Changes in left ventricular diastolic function 6 months after nonsurgical septal reduction therapy for hypertrophic obstructive cardiomyopathy.

BACKGROUND: Nonsurgical septal reduction therapy (NSRT) decreases left ventricular outflow tract (LVOT) gradient and improves symptoms in patients with hypertrophic obstructive cardiomyopathy (HOCM). NSRT effects on LV/left ventricular diastolic function are currently unknown. METHODS AND RESULTS: HOCM patients (n=29) had Doppler echocardiography at baseline and 6 months after NSRT to evaluate changes in LV volume, pre-A-wave pressure, early diastolic mitral annulus velocity (Ea) by tissue Doppler, and tau. At 6 months, a significant reduction in LVOT gradient (from 53.6+/-15 to 6+/-5 mm Hg; P<0.001) was accompanied by improvement in exercise duration (from 284+/-147 to 408+/-178 seconds; P=0.04) and New York Health Association class (from III to I; P<0.001). Pre-A pressure (18+/-6 to 14+/-5 mm Hg; P<0.01) and tau (62+/-8 to 51+/-8 ms; P<0.01) decreased, whereas Ea (5.8+/-1.8 to 8+/-1.8 cml/s; P<0.01) and LV end-diastolic volume (117+/-16 to 130+/-22 mL; P<0.01) increased. CONCLUSIONS: NSRT improves LV relaxation and compliance, which contributes to the symptomatic relief seen at 6 months.

Doppler estimation of left ventricular filling pressures in patients with hypertrophic cardiomyopathy.

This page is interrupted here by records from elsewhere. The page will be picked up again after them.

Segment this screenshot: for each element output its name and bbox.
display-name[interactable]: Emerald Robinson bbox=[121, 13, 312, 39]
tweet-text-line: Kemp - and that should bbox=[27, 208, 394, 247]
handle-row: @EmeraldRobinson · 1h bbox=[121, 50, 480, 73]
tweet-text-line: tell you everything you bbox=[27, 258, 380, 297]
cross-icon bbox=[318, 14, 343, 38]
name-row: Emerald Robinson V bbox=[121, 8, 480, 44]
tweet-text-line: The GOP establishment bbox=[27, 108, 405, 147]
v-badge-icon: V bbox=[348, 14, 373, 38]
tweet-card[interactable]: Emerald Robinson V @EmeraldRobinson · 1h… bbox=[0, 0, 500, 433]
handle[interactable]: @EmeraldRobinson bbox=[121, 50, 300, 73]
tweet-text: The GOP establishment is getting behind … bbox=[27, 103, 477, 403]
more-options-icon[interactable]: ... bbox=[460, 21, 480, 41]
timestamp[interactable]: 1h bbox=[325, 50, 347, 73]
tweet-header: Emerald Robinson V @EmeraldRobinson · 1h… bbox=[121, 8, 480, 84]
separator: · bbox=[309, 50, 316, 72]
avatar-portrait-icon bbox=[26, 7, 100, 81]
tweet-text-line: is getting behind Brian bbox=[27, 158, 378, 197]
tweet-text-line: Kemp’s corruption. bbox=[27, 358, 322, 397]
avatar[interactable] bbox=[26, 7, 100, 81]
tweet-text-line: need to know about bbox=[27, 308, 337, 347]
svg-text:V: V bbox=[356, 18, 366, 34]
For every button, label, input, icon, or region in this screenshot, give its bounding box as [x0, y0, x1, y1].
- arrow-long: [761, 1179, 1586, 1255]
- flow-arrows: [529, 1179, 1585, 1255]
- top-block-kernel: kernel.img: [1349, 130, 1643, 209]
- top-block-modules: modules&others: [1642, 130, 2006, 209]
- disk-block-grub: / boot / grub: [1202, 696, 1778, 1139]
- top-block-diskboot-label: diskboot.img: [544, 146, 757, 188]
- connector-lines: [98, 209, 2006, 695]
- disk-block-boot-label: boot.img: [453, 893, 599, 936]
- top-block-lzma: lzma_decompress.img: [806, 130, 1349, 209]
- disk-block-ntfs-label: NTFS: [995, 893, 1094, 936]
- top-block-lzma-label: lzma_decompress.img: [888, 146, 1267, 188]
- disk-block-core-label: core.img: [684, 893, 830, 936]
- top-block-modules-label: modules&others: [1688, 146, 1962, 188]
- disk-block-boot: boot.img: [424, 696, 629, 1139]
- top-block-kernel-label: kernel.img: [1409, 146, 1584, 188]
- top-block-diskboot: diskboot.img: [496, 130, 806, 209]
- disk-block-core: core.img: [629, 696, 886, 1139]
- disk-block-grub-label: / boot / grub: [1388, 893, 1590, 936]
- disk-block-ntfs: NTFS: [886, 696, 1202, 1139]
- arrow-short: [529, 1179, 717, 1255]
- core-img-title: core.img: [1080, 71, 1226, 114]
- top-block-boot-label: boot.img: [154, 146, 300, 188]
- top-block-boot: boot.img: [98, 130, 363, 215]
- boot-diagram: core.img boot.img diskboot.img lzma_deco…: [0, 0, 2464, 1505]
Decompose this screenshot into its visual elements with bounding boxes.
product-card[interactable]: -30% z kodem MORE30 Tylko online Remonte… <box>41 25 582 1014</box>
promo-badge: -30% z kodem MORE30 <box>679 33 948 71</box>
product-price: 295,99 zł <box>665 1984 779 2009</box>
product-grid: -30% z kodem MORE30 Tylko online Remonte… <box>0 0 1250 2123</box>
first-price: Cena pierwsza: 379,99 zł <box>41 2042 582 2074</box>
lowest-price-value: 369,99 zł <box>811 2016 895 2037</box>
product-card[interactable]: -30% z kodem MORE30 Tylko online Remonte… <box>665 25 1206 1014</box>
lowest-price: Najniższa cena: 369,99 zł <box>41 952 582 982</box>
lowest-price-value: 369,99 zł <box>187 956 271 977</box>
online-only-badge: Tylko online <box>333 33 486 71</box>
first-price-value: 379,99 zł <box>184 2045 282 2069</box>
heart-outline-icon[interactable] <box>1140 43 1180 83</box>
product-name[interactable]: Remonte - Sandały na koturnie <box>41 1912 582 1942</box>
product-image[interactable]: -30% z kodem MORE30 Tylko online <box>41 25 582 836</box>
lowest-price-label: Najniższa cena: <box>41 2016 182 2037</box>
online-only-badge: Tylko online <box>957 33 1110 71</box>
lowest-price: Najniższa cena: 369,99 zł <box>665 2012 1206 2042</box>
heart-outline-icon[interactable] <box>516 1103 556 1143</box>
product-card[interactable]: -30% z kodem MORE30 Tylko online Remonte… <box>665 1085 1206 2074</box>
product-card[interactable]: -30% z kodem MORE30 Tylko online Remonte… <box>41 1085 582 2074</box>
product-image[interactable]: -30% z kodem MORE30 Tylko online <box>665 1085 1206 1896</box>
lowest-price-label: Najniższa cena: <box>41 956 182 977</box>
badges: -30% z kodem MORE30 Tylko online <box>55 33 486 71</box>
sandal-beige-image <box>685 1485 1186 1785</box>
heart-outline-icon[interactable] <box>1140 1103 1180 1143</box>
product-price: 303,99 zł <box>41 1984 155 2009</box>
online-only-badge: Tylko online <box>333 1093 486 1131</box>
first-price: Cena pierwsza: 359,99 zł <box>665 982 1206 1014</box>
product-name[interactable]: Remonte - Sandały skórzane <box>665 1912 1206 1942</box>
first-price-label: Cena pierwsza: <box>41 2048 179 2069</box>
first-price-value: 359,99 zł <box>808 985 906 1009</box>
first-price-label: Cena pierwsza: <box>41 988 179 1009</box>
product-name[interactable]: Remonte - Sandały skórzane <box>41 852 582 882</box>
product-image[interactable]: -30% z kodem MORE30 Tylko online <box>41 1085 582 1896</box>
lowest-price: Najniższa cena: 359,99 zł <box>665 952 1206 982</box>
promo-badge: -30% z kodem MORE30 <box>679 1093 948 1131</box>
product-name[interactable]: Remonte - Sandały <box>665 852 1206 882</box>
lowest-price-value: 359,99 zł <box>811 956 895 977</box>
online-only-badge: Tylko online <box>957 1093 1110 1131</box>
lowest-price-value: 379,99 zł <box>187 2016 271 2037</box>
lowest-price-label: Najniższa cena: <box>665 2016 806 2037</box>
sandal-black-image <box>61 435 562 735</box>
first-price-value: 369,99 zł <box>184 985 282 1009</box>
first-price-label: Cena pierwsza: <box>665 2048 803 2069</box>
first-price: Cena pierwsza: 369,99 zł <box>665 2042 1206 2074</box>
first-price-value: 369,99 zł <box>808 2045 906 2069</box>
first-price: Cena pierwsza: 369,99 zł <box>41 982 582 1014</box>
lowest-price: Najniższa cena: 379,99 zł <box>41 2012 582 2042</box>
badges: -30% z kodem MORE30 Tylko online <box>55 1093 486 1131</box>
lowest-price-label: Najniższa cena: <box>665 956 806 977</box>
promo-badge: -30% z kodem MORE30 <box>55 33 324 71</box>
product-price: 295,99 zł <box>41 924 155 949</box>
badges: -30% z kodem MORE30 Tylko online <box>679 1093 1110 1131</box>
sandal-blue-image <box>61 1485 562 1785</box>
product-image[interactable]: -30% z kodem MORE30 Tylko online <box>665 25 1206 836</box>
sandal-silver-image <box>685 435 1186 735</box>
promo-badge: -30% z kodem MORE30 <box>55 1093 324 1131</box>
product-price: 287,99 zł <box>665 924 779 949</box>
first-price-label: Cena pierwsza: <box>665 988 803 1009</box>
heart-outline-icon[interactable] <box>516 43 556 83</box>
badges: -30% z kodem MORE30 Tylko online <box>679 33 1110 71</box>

BACKGROUND: Conventional Doppler parameters are unreliable for estimating left ventricular (LV) filling pressures in hypertrophic cardiomyopathy (HCM). This study was undertaken to evaluate flow propagation velocity by color M-mode and early diastolic annular velocity (Ea) by tissue Doppler 2 new indices of LV relaxation, combined with mitral E velocity for estimation of filling pressures in HCM. METHODS AND RESULTS: Thirty-five HCM patients (52+/-15 years) underwent LV catheterization simultaneously with 2-dimensional and Doppler echocardiography. Pulsed Doppler echocardiography of mitral and pulmonary venous flows was obtained along with flow propagation velocity and Ea. LV preA pressure had weak or no relations with mitral, pulmonary venous velocities and atrial volumes. In contrast, preA pressure related strongly to E velocity/flow propagation velocity (r=0.67; SEE=4) and E/Ea (r=0.76; SEE=3.4). In 17 patients with repeat measurements, preA pressure changes were well detected by measuring E velocity/flow propagation velocity (r=0.68; P=0.01) or E/Ea (r=0.8; P<0.001). PreA pressure estimation with these 2 methods was tested prospectively in 17 additional HCM patients with good results (E velocity/flow propagation velocity, r=0.76; E/Ea, r=0.82). CONCLUSIONS: LV filling pressures can be estimated with reasonable accuracy in HCM patients by measuring E velocity/flow propagation velocity or E/Ea. These ratios also track changes in filling pressures.